The whole pipeline streams results via SSE with a 3-second handoff protocol between the Temporal workflow and the API process — if the iOS client is connected and polling, it claims streaming ownership and delivers products in real-time. Otherwise, the workflow runs shopping as a standard Temporal activity and the user sees results all at once.

Behind the Scenes: The Demo Video

Recording setup

Claude Code co-produced the demo video — 25 SVG overlays from text prompts, burned them into clips via ffmpeg, planned the shot list, drafted voiceover scripts. Even with Claude Code's help, I only managed to submit without voiceover, 2 minutes before deadline. Finished beats perfect. Though I felt a bit disappointed in my video editing fluency - time to shake it off, just means more deliberate practice!

Next Steps

Latency — The current workflow takes 15min (raw demo video here). To me, it feels way too long. Frankly, I am not sure how to cut down the latency in image generation. Need to do more research.
Search relevance — Better ranking signals and visual similarity to close the gap between design and purchasable products. I truly do not enjoy shopping all night for renovation things where style and measurement both matter and ended up with sore eyes and an empty shopping cart.

Takeaway

Durability

A good prompt means nothing if the system around it can't retry failures, survive user abandonment, or stream results in real-time. The prompts are maybe 30% of the work. The other 70% is making them reliable at scale.

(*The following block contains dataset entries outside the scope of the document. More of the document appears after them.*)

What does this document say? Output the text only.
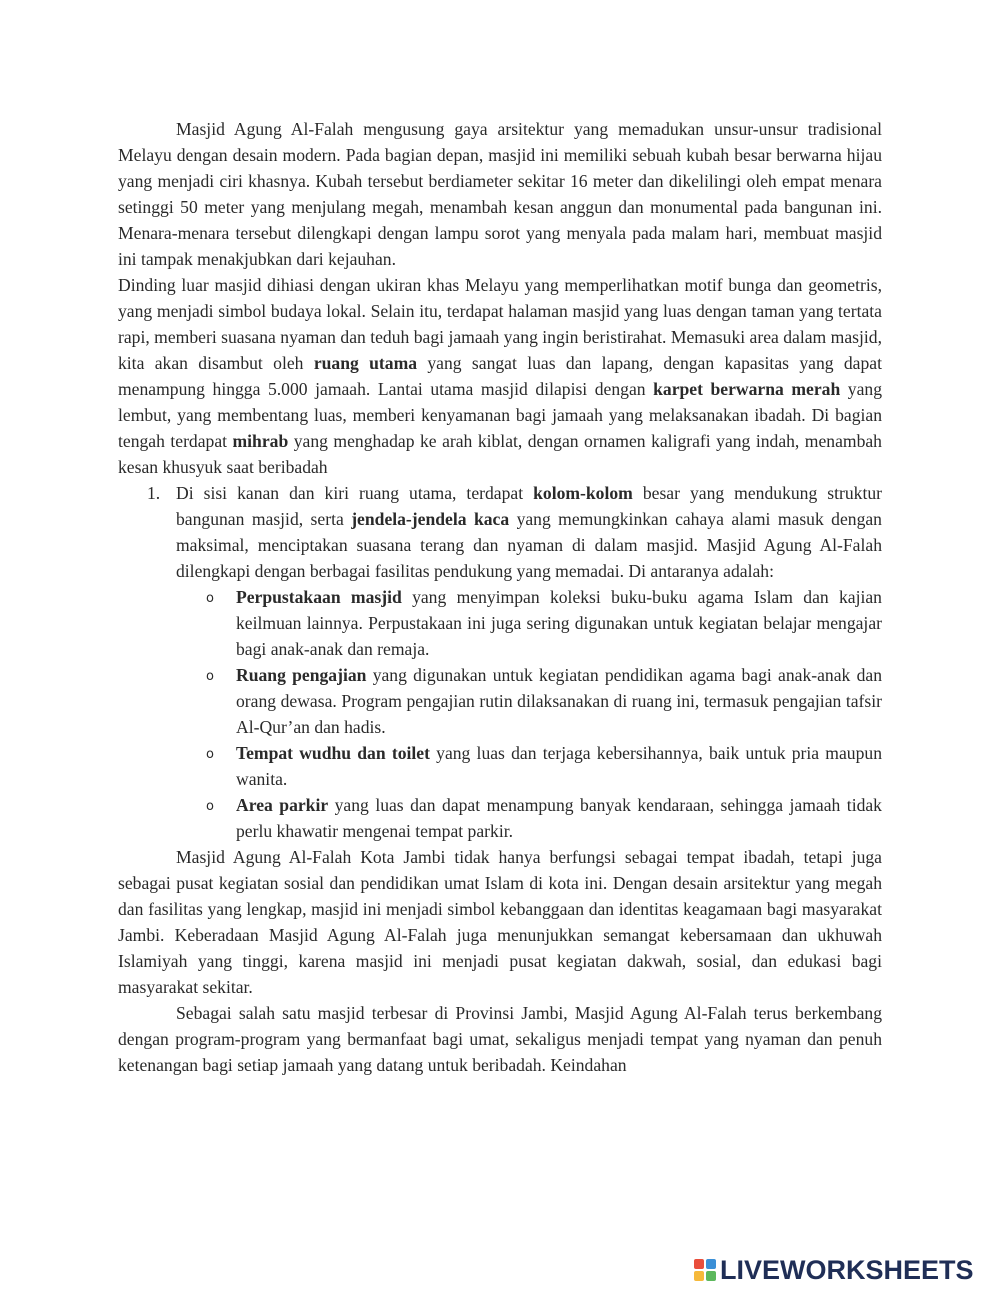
Masjid Agung Al-Falah mengusung gaya arsitektur yang memadukan unsur-unsur tradisional Melayu dengan desain modern. Pada bagian depan, masjid ini memiliki sebuah kubah besar berwarna hijau yang menjadi ciri khasnya. Kubah tersebut berdiameter sekitar 16 meter dan dikelilingi oleh empat menara setinggi 50 meter yang menjulang megah, menambah kesan anggun dan monumental pada bangunan ini. Menara-menara tersebut dilengkapi dengan lampu sorot yang menyala pada malam hari, membuat masjid ini tampak menakjubkan dari kejauhan.

Dinding luar masjid dihiasi dengan ukiran khas Melayu yang memperlihatkan motif bunga dan geometris, yang menjadi simbol budaya lokal. Selain itu, terdapat halaman masjid yang luas dengan taman yang tertata rapi, memberi suasana nyaman dan teduh bagi jamaah yang ingin beristirahat. Memasuki area dalam masjid, kita akan disambut oleh ruang utama yang sangat luas dan lapang, dengan kapasitas yang dapat menampung hingga 5.000 jamaah. Lantai utama masjid dilapisi dengan karpet berwarna merah yang lembut, yang membentang luas, memberi kenyamanan bagi jamaah yang melaksanakan ibadah. Di bagian tengah terdapat mihrab yang menghadap ke arah kiblat, dengan ornamen kaligrafi yang indah, menambah kesan khusyuk saat beribadah

1. Di sisi kanan dan kiri ruang utama, terdapat kolom-kolom besar yang mendukung struktur bangunan masjid, serta jendela-jendela kaca yang memungkinkan cahaya alami masuk dengan maksimal, menciptakan suasana terang dan nyaman di dalam masjid. Masjid Agung Al-Falah dilengkapi dengan berbagai fasilitas pendukung yang memadai. Di antaranya adalah:

o Perpustakaan masjid yang menyimpan koleksi buku-buku agama Islam dan kajian keilmuan lainnya. Perpustakaan ini juga sering digunakan untuk kegiatan belajar mengajar bagi anak-anak dan remaja.

o Ruang pengajian yang digunakan untuk kegiatan pendidikan agama bagi anak-anak dan orang dewasa. Program pengajian rutin dilaksanakan di ruang ini, termasuk pengajian tafsir Al-Qur’an dan hadis.

o Tempat wudhu dan toilet yang luas dan terjaga kebersihannya, baik untuk pria maupun wanita.

o Area parkir yang luas dan dapat menampung banyak kendaraan, sehingga jamaah tidak perlu khawatir mengenai tempat parkir.

Masjid Agung Al-Falah Kota Jambi tidak hanya berfungsi sebagai tempat ibadah, tetapi juga sebagai pusat kegiatan sosial dan pendidikan umat Islam di kota ini. Dengan desain arsitektur yang megah dan fasilitas yang lengkap, masjid ini menjadi simbol kebanggaan dan identitas keagamaan bagi masyarakat Jambi. Keberadaan Masjid Agung Al-Falah juga menunjukkan semangat kebersamaan dan ukhuwah Islamiyah yang tinggi, karena masjid ini menjadi pusat kegiatan dakwah, sosial, dan edukasi bagi masyarakat sekitar.

Sebagai salah satu masjid terbesar di Provinsi Jambi, Masjid Agung Al-Falah terus berkembang dengan program-program yang bermanfaat bagi umat, sekaligus menjadi tempat yang nyaman dan penuh ketenangan bagi setiap jamaah yang datang untuk beribadah. Keindahan

LIVEWORKSHEETS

Enclosed feedback eval loop

The eval pipeline isn't just for me to check results — it's what lets Claude Code iterate on prompts autonomously. Give it a high-level guideline and an eval rubric, and it can tweak a prompt, run the eval, read the scores, adjust, and try again. That's how 25 prompt versions happened without 28 manual review sessions. Some shipped. Some rolled back. The loop catches regressions that neither I nor the AI would notice in a single pass.

Spec

Spec is worth investing your time in, even though it means that the coding will start late. It helps you to think deeper, to reflect whether something is worth building, how it should behave, what should be non-negotiable.